Podría haber sido mucho peor. Cuando Donald Trump llegó a la Casa Blanca, lo hizo gracias a la banal retórica sobre lo espantosos que son los acuerdos comerciales. Tuvo una especial animosidad contra el Tratado de Libre Comercio de América del Norte (Nafta) sellado con México y Canadá, al cual llamó "el peor acuerdo comercial que quizás se haya firmado" y prometió destruirlo o cambiarlo radicalmente.
Casi dos años después, el Nafta no sufrió ninguno de esos dos destinos. El domingo a la noche Estados Unidos y Canadá acordaron revisar el tratado, que ahora lleva el nombre de Acuerdo Estados Unidos-México-Canadá. Definitivamente el acuerdo es en términos generales la peor de esas revisiones. El Congreso estadounidense, que debe aprobarlo, debería tratar de mejorarlo o al menos no debilitarlo más. Pero gracias mayormente al decisivo esfuerzo de Canadá de mantener el pacto vivo y funcional, se evitó un serio daño.
Desde sus inicios en 1994, el Nafta generó una mayormente inmerecida desaprobación por supuestamente vaciar la producción industrial en Estados Unidos. Si bien al acuerdo definitivamente no brindó todos los beneficios que se habían prometido, en el mercado automotor facilitó la creación de eficientes cadenas de abastecimiento entre los tres países.
Esas cadenas de suministro se vieron amenazadas por una de las principales exigencias de Washington, un intento de trasladar más producción a Estados Unidos independientemente del costo que ello signifique en cuanto a la eficiencia y la competitividad.

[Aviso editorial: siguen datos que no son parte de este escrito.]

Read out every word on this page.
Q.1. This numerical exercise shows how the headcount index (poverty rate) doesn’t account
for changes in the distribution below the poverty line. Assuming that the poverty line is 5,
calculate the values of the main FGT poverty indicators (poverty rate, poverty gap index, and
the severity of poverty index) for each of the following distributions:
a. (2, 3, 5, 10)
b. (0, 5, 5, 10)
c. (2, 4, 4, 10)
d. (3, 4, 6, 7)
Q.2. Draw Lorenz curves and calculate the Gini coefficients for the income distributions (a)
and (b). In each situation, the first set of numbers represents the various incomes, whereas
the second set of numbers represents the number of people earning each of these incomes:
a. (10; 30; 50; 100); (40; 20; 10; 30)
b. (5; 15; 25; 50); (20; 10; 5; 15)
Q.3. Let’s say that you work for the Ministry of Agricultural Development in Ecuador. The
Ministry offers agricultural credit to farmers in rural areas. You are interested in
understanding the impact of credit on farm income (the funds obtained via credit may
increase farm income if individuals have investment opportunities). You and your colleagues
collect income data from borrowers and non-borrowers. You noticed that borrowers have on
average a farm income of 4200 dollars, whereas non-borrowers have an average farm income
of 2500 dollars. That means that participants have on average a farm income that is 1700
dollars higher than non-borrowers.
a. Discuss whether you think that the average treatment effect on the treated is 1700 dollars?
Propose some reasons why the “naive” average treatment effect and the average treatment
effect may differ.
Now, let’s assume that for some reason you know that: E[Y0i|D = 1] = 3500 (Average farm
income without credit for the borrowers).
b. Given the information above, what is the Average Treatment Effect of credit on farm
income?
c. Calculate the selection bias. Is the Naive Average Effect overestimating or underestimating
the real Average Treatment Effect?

Finalmente, los cambios de las llamadas "reglas de origen" que rigen el uso de contenido importado dificultarán pero probablemente no dañen en gran medida las operaciones de las automotrices en los tres países.
Asimismo, Canadá logró retener un preciado proceso de resolución de disputas que usó numerosas veces en el pasado y con buenos resultados para evitar el excesivo uso de aranceles antidumping y antisubsidios por parte de Estados Unidos, en particular contra sus exportaciones de madera.
Se evitó un mayor daño cuando Ottawa se opuso con éxito a la idea de Washington de que el pacto entero debía caducar a menos que fuera renovado cada cinco años. Eso habría creado una gran incertidumbre entre las empresas y tendría a los funcionarios en modo negociación de manera más o menos permanente.
En cambio, el USMCA tendrá una duración de 16 años renovable cada seis años. Eso no es bueno, pero no es catastrófico. Algunas partes del acuerdo son realmente positivas. Canadá permitió un poco más de acceso a su tan regulado mercado de productos lácteos. Pero en general, fue un ejercicio de limitación del daño.
El mérito de eso es de Canadá. Pese a haber sido abandonado por su pares mexicanos, que no cumplieron con la promesa de negociar sólo de manera trilateral y otorgaron concesiones bilaterales a Washington, la administración de Justin Trudeau obtuvo un amplio apoyo interno para asumir una postura inflexible y luego negoció con dureza sus propias prioridades.
El resto del mundo debería tomar nota. Es posible conseguir un acuerdo comercial razonable incluso del irascible y excéntrico Trump, o al menos de Robert Lighthizer, el representante comercial estadounidense.
Es esencial contar con un sólido respaldo político y tener prioridades claras. La solidaridad con otros países afectados también es importante. Canadá habría podido moderar aún más las cláusulas que rigen el área automotriz si hubiera coordinado con México.
Independientemente de su total guerra comercial con China, que muestra pocas señales de ceder, Trump también está impulsando a la UE y a Japón a cerrar acuerdos bilaterales. Bruselas en particular podría haber exigido que EE.UU. levante de aranceles al aluminio y acero que le fijó a sus exportaciones antes de comenzar a hablar. Al menos, la UE y Japón deberían darse cuenta que mantener la calma y resistir a las fanfarronadas puede dar sus frutos.